Look at Opel's product line:

Corsa - possibly too small for North American consumers (1.0-1.2L engine).

Astra - Should be Saturn's bread and butter vehicle (not the Ion embarassment). Small, affordable transportation.

Vectra - It's just a matter of time before Saturn gets Epsilon.

Meriva or Zafira - A better solution than the Saturn CSV.

But the most important part of this solution is the choice of engines. On the whole, mostly smaller displacement engines with a good number of Diesels.

In GM's line up, there is a glaring need for a family of smaller, more fuel efficient cars. This is where Saturn could step in and make a name for itself. By leveraging the already existing Opel engines and architectures, Saturn could distinguish itself as the "efficient car brand". That dovetails nicely with it's whole "touchy-feely" advertising style.
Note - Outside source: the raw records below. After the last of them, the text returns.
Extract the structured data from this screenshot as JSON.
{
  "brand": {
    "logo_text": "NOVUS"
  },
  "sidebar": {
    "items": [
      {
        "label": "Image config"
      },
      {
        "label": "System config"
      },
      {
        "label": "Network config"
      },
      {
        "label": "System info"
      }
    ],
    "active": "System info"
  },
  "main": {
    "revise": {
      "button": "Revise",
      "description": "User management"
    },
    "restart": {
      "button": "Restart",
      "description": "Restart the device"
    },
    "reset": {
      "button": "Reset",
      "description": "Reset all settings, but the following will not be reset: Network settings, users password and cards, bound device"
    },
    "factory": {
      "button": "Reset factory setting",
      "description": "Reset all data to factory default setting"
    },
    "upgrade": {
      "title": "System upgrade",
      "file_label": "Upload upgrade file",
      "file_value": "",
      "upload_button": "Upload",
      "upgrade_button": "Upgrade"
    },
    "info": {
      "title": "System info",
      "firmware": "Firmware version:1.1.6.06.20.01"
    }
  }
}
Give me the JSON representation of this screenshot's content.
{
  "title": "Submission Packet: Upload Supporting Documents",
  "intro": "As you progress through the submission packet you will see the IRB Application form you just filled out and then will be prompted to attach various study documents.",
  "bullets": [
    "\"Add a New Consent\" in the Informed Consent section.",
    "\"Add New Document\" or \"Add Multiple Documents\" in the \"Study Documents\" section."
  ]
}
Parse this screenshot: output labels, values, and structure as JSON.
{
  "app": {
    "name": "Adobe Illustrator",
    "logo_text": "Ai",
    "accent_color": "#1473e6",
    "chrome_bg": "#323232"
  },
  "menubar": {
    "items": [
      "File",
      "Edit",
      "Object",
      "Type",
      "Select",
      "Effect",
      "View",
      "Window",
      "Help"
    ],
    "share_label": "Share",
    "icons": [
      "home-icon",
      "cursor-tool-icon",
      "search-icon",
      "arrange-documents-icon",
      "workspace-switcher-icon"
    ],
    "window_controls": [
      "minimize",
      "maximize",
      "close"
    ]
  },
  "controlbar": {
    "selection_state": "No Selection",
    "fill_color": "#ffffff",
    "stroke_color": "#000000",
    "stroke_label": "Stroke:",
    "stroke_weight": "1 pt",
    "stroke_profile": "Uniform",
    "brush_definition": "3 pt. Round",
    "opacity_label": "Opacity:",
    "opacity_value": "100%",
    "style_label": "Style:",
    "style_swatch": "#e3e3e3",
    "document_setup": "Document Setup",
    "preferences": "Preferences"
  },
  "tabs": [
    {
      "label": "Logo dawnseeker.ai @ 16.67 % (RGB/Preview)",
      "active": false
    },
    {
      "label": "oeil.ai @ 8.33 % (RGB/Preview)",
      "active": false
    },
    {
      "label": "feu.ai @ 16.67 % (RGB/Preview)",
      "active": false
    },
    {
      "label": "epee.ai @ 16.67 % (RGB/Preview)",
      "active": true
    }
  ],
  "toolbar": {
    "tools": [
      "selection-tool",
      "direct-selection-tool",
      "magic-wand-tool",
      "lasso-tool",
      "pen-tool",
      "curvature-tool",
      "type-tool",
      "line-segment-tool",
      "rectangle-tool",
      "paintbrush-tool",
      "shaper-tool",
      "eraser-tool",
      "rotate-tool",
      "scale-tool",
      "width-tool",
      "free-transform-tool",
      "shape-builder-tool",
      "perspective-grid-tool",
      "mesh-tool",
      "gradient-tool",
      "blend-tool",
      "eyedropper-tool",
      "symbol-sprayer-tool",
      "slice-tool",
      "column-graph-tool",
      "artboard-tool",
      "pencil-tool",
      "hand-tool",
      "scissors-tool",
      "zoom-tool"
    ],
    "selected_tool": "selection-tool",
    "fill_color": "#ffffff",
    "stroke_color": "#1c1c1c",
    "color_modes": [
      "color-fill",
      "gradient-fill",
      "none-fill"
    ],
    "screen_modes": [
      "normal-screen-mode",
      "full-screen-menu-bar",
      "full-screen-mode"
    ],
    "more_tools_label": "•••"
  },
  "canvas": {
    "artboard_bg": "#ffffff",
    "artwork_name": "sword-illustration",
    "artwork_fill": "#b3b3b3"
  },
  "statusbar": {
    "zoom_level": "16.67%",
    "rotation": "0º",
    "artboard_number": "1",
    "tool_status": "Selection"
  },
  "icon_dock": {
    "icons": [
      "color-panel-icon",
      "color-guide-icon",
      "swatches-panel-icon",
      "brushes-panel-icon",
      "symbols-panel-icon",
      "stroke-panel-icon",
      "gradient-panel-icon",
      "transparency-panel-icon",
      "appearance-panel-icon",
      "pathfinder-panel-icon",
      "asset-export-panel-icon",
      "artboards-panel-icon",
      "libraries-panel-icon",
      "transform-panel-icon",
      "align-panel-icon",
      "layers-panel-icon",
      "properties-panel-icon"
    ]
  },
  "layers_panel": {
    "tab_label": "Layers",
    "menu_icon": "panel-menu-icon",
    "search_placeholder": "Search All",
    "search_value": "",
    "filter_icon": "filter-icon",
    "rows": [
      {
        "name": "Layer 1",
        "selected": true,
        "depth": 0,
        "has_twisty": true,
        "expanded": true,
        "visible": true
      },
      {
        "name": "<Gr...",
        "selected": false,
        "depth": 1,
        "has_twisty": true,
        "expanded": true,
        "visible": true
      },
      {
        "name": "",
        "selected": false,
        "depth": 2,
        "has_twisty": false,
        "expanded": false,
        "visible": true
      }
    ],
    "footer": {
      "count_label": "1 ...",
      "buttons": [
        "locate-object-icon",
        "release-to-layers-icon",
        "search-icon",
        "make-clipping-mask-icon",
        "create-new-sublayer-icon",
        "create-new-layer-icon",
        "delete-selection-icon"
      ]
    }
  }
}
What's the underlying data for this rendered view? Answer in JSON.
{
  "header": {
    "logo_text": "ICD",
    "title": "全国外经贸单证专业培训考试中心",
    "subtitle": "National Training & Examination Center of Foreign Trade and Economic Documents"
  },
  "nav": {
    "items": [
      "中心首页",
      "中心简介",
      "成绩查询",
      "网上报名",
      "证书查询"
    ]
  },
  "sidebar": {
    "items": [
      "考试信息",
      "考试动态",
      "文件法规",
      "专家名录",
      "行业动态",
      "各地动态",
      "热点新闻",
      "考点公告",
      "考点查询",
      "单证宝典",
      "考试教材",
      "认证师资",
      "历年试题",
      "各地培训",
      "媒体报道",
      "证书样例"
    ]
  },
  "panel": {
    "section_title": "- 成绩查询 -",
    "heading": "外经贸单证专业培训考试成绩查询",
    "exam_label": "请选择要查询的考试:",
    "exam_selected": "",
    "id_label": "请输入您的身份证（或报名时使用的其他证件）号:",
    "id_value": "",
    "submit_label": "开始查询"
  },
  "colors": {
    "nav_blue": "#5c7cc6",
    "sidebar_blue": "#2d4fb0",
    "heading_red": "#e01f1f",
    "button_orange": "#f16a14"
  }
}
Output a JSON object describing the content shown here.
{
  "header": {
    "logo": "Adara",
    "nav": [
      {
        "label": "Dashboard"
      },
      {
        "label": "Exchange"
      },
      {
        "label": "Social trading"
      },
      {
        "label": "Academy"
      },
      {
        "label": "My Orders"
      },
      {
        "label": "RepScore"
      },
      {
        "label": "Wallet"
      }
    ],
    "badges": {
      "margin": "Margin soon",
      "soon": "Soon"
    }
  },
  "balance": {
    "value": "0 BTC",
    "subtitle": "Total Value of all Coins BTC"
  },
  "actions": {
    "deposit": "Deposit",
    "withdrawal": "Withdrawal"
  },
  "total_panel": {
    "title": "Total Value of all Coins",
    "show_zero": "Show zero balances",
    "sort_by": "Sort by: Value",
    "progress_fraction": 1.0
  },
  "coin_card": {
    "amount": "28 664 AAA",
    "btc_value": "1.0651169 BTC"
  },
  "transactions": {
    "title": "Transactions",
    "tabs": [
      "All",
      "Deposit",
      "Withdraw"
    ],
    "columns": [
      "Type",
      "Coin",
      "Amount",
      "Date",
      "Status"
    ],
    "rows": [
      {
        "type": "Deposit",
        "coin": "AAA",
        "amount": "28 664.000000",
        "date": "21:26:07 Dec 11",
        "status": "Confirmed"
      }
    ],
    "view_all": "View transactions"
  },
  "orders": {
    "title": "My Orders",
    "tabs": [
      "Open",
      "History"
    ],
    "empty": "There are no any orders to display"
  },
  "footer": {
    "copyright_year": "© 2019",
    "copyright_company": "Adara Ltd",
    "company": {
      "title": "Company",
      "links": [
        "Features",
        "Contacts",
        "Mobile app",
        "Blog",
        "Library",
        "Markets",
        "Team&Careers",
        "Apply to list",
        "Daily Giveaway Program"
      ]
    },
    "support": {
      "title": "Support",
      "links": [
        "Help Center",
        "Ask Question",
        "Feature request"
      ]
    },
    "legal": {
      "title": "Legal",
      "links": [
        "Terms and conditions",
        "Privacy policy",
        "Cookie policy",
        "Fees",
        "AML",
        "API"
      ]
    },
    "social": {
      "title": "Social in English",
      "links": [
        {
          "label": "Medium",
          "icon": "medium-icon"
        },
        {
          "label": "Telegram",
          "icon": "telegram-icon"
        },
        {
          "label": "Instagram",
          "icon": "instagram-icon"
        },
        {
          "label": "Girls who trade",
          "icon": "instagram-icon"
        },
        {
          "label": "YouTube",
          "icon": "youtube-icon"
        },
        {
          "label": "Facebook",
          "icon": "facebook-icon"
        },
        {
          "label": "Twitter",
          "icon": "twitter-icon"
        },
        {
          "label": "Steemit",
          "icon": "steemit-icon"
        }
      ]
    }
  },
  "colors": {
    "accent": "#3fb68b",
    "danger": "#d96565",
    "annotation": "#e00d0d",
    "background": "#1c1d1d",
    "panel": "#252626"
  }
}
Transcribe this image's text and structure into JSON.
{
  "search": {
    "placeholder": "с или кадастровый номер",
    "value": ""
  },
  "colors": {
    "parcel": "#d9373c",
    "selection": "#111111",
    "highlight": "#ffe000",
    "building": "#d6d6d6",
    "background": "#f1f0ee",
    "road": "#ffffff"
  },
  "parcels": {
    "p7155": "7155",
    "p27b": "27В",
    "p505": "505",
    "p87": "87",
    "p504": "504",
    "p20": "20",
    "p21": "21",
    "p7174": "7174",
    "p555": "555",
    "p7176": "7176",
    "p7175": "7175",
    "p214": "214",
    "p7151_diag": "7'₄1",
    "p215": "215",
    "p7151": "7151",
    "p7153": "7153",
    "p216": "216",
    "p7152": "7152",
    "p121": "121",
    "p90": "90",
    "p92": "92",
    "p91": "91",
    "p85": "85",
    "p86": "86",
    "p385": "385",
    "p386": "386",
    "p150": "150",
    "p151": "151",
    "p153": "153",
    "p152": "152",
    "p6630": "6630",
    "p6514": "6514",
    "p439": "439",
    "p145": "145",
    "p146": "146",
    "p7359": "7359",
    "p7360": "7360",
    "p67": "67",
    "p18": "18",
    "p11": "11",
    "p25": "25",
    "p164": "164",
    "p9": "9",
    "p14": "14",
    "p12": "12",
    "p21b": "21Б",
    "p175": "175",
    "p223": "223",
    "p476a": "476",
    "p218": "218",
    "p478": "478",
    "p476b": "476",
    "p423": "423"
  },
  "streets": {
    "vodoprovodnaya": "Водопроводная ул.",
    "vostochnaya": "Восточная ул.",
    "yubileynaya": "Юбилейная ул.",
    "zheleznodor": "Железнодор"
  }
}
Saturn = small, cheap, reliable, fuel efficient cars? Sounds like a winner to me. GM can do this. The stock is already there is Europe.
I like the sound of this. It would keep Saturn unique. I don't know how many lines they could produce in the U.S though, and I don't want them to be an importer rather than manufacturer. Perhaps the Astra and Vue (I think they should keep that - the hybrid fits in with your plan) could be made in Spring Hill, the Vectra could be made at another U.S. Epsilon plant, and the Zafira imported.

I don't know how much it would cost to certify these cars for the U.S., and the announcement from Ford makes case for small diesels sound bleak unless some changes are made to proposed emission regs, but hopefully they could get by with minimal changes and just see how the U.S. responds.